Published online by Cambridge University Press: 24 August 2009
Spartina alterniflora salt-marsh has been established from seed and transplants on dredged materials and sandy shorelines along the North Carolina coast. Transplants were more successful than seeding over a greater portion of the intertidal range and under more rigorous environmental conditions, but seeding was successful in the upper half of protected sites. Seeding at the rate of 100 viable seeds per square metre from April through May can result in complete vegetational coverage by the end of the first growing-season. At the end of the second growing-season, above-ground biomass accumulation from seeding approached that produced by transplants which had originally been planted on a 0.9-metre centre. Both above-ground and below-ground production of planted marsh compared well with values for these components in natural marshes. There were no differences in production by epiphytes between planted and natural S. alterniflora marsh at two different locations. Faunal production in the upper 13 cm of sediment was significantly less in planted than in natural marsh, and where marsh plants accumulated sediments, faunal numbers and biomass were less in planted than in unplanted areas. Sediment carbon content indicated that 4 to 25 years might be required for a newly-planted marsh to resemble a natural marsh.
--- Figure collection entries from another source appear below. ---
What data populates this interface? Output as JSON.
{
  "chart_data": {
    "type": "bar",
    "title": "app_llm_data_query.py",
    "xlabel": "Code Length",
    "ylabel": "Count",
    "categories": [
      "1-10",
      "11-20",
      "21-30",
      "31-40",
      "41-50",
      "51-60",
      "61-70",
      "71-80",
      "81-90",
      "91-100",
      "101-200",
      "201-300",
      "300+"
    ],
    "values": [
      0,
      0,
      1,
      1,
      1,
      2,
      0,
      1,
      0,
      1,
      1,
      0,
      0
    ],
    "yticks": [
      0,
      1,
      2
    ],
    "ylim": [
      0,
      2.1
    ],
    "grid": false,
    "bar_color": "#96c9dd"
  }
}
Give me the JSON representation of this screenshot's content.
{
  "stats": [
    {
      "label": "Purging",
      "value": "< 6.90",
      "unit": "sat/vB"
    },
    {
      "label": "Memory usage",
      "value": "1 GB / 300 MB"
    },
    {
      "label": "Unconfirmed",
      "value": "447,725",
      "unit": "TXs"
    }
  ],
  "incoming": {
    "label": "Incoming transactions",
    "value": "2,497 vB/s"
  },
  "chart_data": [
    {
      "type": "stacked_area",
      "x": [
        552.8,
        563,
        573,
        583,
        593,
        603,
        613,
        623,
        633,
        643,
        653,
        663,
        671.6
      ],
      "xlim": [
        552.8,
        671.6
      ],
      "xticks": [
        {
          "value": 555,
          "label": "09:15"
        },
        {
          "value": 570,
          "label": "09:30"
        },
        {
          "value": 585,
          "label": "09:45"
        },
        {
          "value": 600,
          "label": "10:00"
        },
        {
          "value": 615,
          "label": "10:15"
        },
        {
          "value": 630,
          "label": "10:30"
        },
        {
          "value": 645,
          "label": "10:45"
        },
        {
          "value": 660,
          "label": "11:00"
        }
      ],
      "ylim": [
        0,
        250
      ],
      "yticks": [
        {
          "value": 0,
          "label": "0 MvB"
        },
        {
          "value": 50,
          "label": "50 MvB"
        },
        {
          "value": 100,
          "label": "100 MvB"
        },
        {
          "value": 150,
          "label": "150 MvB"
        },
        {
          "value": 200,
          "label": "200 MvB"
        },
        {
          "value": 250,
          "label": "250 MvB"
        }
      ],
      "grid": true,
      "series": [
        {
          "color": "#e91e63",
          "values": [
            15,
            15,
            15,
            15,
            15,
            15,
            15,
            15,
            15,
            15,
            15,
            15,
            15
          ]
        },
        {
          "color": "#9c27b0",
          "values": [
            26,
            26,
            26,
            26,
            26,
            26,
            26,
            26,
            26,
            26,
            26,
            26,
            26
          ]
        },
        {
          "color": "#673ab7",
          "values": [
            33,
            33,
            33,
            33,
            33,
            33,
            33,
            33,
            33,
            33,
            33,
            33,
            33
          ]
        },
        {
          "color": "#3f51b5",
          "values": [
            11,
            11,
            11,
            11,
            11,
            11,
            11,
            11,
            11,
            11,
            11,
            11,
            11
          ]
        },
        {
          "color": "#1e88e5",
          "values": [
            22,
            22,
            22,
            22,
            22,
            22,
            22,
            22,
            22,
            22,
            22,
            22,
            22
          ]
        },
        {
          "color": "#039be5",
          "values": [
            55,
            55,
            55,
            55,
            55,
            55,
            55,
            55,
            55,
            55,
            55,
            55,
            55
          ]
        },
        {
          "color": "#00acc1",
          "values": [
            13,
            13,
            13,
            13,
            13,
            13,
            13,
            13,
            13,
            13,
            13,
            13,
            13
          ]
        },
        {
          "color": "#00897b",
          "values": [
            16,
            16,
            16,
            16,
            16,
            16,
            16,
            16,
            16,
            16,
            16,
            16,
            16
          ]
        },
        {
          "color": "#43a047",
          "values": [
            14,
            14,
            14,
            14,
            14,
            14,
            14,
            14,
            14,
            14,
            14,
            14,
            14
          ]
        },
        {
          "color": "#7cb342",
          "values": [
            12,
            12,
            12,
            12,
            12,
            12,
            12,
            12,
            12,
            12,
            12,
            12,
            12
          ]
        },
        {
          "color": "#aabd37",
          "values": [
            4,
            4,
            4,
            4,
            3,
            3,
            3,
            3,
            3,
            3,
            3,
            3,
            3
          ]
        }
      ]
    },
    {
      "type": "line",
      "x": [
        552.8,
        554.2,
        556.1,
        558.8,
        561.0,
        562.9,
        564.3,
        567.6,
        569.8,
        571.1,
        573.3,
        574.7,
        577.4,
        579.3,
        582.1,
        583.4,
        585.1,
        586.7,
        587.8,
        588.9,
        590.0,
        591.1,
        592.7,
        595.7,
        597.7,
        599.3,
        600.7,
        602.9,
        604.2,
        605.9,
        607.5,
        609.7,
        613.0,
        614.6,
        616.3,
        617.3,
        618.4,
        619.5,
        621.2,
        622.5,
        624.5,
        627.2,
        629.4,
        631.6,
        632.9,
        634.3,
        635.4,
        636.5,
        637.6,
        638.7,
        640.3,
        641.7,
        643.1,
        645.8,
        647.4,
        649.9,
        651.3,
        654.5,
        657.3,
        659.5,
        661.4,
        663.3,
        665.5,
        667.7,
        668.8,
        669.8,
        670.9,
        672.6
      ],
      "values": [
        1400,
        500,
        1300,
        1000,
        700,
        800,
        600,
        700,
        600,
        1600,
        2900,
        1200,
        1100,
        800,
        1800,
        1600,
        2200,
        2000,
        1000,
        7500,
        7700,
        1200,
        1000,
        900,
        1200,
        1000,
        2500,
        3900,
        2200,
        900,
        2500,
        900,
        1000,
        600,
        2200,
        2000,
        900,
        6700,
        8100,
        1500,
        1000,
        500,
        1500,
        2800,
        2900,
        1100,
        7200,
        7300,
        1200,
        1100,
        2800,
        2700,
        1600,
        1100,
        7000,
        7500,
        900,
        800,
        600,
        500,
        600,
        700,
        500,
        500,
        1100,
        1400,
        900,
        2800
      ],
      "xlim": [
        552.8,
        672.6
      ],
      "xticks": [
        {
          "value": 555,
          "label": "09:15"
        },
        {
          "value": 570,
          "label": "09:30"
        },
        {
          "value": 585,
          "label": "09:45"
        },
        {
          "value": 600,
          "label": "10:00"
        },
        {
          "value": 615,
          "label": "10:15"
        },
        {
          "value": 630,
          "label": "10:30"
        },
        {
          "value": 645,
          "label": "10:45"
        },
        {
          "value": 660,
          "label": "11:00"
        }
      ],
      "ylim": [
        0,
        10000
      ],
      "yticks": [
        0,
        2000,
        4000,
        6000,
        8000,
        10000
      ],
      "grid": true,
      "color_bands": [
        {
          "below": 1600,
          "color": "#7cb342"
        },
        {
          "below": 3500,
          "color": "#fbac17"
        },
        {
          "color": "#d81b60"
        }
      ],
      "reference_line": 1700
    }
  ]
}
Based on our studies, the techniques developed to plant S. alterniflora on dredged material and along sandy shorelines can be employed to initiate new and functional salt-marsh where none existed previously. The length of time required for man-initiated marsh to resemble natural marsh depends upon how closely the new substrate resembles natural marsh in the type of sediment accumulated, in the elevation of the new substrate, in the natural sedimentation rate in the area, and in the relative maturity of the natural marsh system.